Womöglich weil man suggerieren will, dass der wahnhafte Kampf gegen vermeintlich “rechtsextreme” Gaming-Phänomene nicht nur ein Hirngespinst der rund 40 Autoren der Handreichung sind, sondern eine weitaus größere gesellschaftliche Bedeutung habe, wird auch das “Extremism and Gaming Research Network” (EGRN) vorgestellt, das sich aus 150 Mitgliedern “aus den Bereichen Forschung und Politik, aus Ministerien und der Tech- und Gaming-Industrie, aus Polizei- und Sicherheitsbehörden und internationalen Organisationen wie den Vereinten Nationen sowie zivilgesellschaftliche Akteure aus allen Regionen der Welt” zusammensetzt… Von wegen organischer Widerstand und so.
Durchschaubare Schwarzmalerei
Nach der Lektüre dieses nur noch irren Pamphlets bestätigen sich die schlimmsten Befürchtungen, und es bleibt die Feststellung: Alles, was nicht dem linksliberalen und globalistischen Narrativ entspricht, soll im Gaming-Context also “rechtsextrem” sein, um so Feldzug gegen jene zu begründen, die man (noch) nicht ausreichend kontrollieren kann. Wie üblich erschafft man sich dabei quasi eine eigene selbsterfüllende Prophezeiung, indem man vormals unpolitische Personen aufgrund völlig harmloser Ansichten zu Demokratiefeinden stempelt und sich dann empört, wenn sie den Fehdehandschuh aufnehmen – weil mittelkluge linksliberale Erklärbären eben kein Endgegner, sondern so anspruchsvoll wie ein Sidequest sind: Es sind eben sind bestenfalls solche Leute, die Menschen “radikalisieren”.

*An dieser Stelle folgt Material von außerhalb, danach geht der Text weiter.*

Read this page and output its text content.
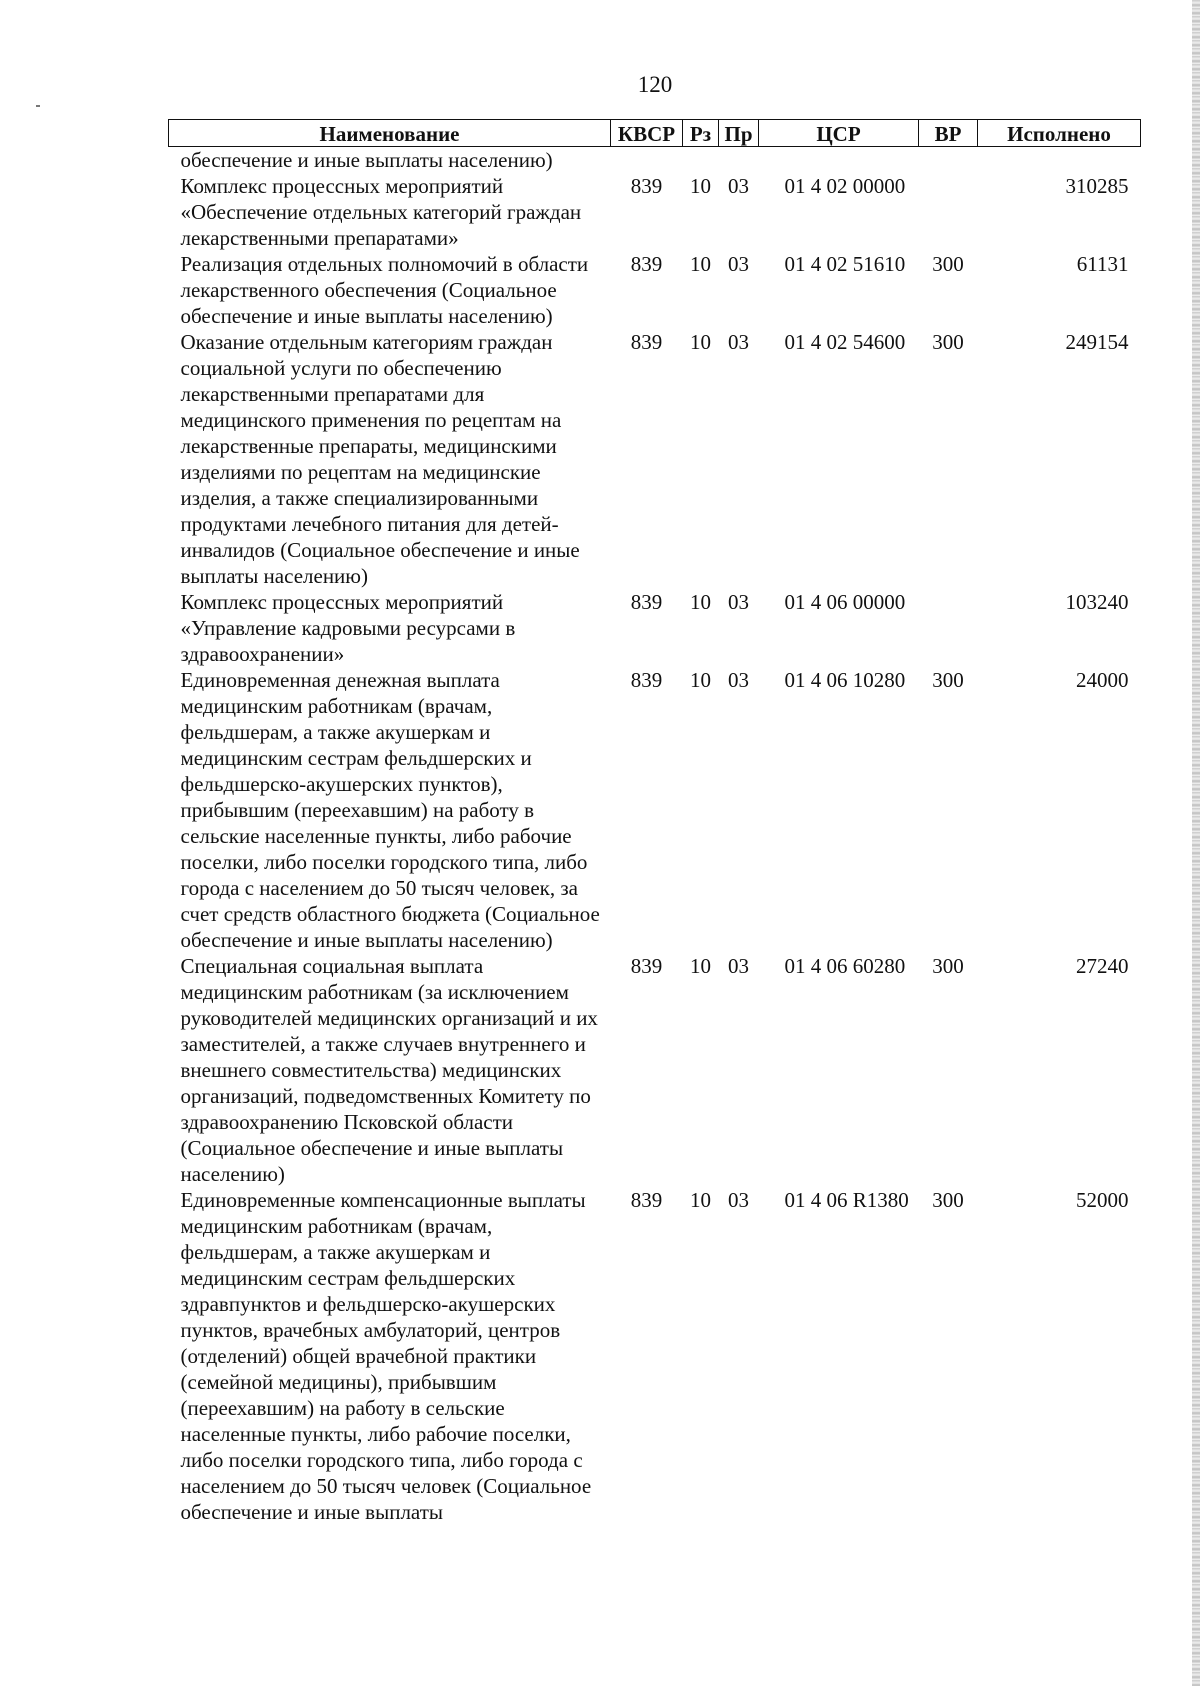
120
Наименование	КВСР	Рз	Пр	ЦСР	ВР	Исполнено
обеспечение и иные выплаты населению)						
Комплекс процессных мероприятий «Обеспечение отдельных категорий граждан лекарственными препаратами»	839	10	03	01 4 02 00000		310285
Реализация отдельных полномочий в области лекарственного обеспечения (Социальное обеспечение и иные выплаты населению)	839	10	03	01 4 02 51610	300	61131
Оказание отдельным категориям граждан социальной услуги по обеспечению лекарственными препаратами для медицинского применения по рецептам на лекарственные препараты, медицинскими изделиями по рецептам на медицинские изделия, а также специализированными продуктами лечебного питания для детей-инвалидов (Социальное обеспечение и иные выплаты населению)	839	10	03	01 4 02 54600	300	249154
Комплекс процессных мероприятий «Управление кадровыми ресурсами в здравоохранении»	839	10	03	01 4 06 00000		103240
Единовременная денежная выплата медицинским работникам (врачам, фельдшерам, а также акушеркам и медицинским сестрам фельдшерских и фельдшерско-акушерских пунктов), прибывшим (переехавшим) на работу в сельские населенные пункты, либо рабочие поселки, либо поселки городского типа, либо города с населением до 50 тысяч человек, за счет средств областного бюджета (Социальное обеспечение и иные выплаты населению)	839	10	03	01 4 06 10280	300	24000
Специальная социальная выплата медицинским работникам (за исключением руководителей медицинских организаций и их заместителей, а также случаев внутреннего и внешнего совместительства) медицинских организаций, подведомственных Комитету по здравоохранению Псковской области (Социальное обеспечение и иные выплаты населению)	839	10	03	01 4 06 60280	300	27240
Единовременные компенсационные выплаты медицинским работникам (врачам, фельдшерам, а также акушеркам и медицинским сестрам фельдшерских здравпунктов и фельдшерско-акушерских пунктов, врачебных амбулаторий, центров (отделений) общей врачебной практики (семейной медицины), прибывшим (переехавшим) на работу в сельские населенные пункты, либо рабочие поселки, либо поселки городского типа, либо города с населением до 50 тысяч человек (Социальное обеспечение и иные выплаты	839	10	03	01 4 06 R1380	300	52000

Die Mehrheit der Autoren mag vielleicht bestenfalls wissen, wie man ein Computerspiel startet; doch von Gaming oder gar dem Lebensgefühl jüngerer Menschen hat hier keiner eine Ahnung – und was man nicht kennt, muss böse sein. Die wahre Skurrilität zeigt sich oftmals in Auslassungen und Anekdoten: Man regt sich über “männliche Dominanz” unter den Spielern und Designern auf, stellt aber mit der Schöpferin von King’s Quest, Roberta Williams, die Pionierin der Szene schlechthin nur exakt einmal (!) vor. Vielleicht nicht ohne Grund – schwächt es doch das Argument: Denn ähnliche Besserwisser sehen in der Reihe 30-40 Jahre später auch Rassismus, Sexismus und so fort, weil Hauptcharaktere weiß und hetero, Prinzessinnen hübsch und europäische Märchen eine Inspiration sind.